A commonly used economical and effective method for removing ammonia nitrogen in aquaculture water is establishing a biologically active filter. A nitrification reaction is carried out on the biofilm formed in the biological filter, which can convert the toxic substance ammonia nitrogen in the water. It is a less hazardous nitrate that is expelled from a water body to remove ammonia nitrogen. The nitrification process is primarily dependent on nitrifying bacteria, and the number of these bacteria is proportional to the amount of ammonia nitrogen removed. Experiments have demonstrated that the pH value directly affects the number of nitrifying and denitrifying bacteria and that alkaline water quality promotes nitrifying bacteria growth. The ammonia nitrogen removal effect can meet the present industrial farming standards for non-ionic ammonia 0.05 mg/L, nitrite 1 mg/L, and nitrate 200 mg/L when the pH value is 7.5.

Water Temperature

Water temperature is also a good predictor of water quality, as different aquatic creatures require different temperatures and water conditions to thrive. Other water quality characteristics, such as dissolved oxygen and organism vulnerability to parasites, pollution, and disease, will be affected by water temperature.

Another consideration is the time of year, as temperatures change with the seasons.

Temperature Analyzer - Temperature control 

Different fish require different temperatures to flourish. Fish grow quickly, have a high feed conversion efficiency, a strong physique, and a remarkable ability to resist fish infections when kept at the optimal temperature. The biological filter's effectiveness is also affected by temperature. The efficiency of ammonia nitrogen conversion will be harmed if the temperature is too low. The influence of temperature on cold-water fish breeding must be considered. However, the temperature is not the critical element affecting ammonia nitrogen in warm-water aquaculture. (Temperature is critical in some industries, such as salmon farming.)

Researchers and environmentalists can design and execute plans to conserve water bodies and foster biodiversity by measuring and monitoring key water quality indicators. The above-listed methods will assist you in determining the many criteria that influence water quality in freshwater and brackish water bodies.

Benefits of water quality measuring device

Basic on-site control, professional on-cloud wireless transmission control, and industrialized system management are the three approaches for real-time monitoring of fishery and aquaculture water environments (on-site display water quality measuring device: single parameter pH, dissolved oxygen, temperature, ammonia nitrogen ammonium ion or multiple options as per needs Parameter aquaculture instrument).

Starting with an on-site system, the deployment can progress to a cloud-based professional as needed. The fisheries authority can coordinate and upgrade to an industrialized system management type when a specified number of fish farming units are used in an administrative area.

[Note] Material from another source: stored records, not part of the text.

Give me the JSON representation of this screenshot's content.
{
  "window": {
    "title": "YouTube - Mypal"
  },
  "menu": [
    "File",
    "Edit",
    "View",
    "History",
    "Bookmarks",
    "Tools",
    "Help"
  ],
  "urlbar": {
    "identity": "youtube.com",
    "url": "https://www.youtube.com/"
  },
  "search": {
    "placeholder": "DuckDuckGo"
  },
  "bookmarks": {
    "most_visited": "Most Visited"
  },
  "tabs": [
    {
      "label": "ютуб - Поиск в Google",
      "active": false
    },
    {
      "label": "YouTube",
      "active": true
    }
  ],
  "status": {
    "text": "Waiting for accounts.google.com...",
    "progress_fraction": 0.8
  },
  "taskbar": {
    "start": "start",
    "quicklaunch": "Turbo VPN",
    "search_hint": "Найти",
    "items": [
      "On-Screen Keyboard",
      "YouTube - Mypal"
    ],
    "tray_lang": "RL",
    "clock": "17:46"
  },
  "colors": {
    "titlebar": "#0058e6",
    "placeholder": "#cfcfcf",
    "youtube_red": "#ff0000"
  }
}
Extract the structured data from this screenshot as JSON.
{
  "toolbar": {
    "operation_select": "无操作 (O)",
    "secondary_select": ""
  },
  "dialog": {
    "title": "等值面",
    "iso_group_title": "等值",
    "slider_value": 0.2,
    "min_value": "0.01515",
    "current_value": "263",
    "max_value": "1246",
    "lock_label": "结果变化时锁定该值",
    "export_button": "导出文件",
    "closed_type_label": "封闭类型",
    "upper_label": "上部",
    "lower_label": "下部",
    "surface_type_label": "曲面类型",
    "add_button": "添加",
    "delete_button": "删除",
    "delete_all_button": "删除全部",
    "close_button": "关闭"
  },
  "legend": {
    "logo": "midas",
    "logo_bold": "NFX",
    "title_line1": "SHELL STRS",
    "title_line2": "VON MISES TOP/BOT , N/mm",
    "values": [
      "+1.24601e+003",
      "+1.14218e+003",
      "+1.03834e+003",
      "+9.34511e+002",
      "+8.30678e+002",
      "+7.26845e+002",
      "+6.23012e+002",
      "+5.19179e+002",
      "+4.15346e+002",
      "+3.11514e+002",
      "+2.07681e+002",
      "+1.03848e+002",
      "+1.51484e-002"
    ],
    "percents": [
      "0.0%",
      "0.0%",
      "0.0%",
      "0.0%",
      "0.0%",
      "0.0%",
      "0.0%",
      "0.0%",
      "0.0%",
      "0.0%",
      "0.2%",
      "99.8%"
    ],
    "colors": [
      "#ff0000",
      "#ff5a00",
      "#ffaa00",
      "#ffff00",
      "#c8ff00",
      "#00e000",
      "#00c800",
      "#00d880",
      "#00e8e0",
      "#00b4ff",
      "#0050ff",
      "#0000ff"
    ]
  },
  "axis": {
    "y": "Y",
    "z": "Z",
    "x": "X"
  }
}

The use of this technology will be a technological revolution in aquaculture, fundamentally transforming the history of farming based on the human experience. The scientific nature of aquaculture is improved by quantitative digital control of the aquaculture environment.

  1. The stocking density was increased properly to produce a 30% increase in production by controlling the water body.

  2. Reduce manual labour use and intensity, boost worker productivity, and cut expenditures by 20%.

  3. Energy conservation and emission reduction and measurement and control to boost oxygen, feed, minimize bait feed, and cut water change times by 50%.

  4. Increase revenue by 10% while improving product quality and reducing fish infections.

Thanks to this innovative technology, the comprehensive annual income will increase by more than 30%. In 1-2 years, the input cost can be recovered. It is a ground-breaking new technology application that deserves to be promoted.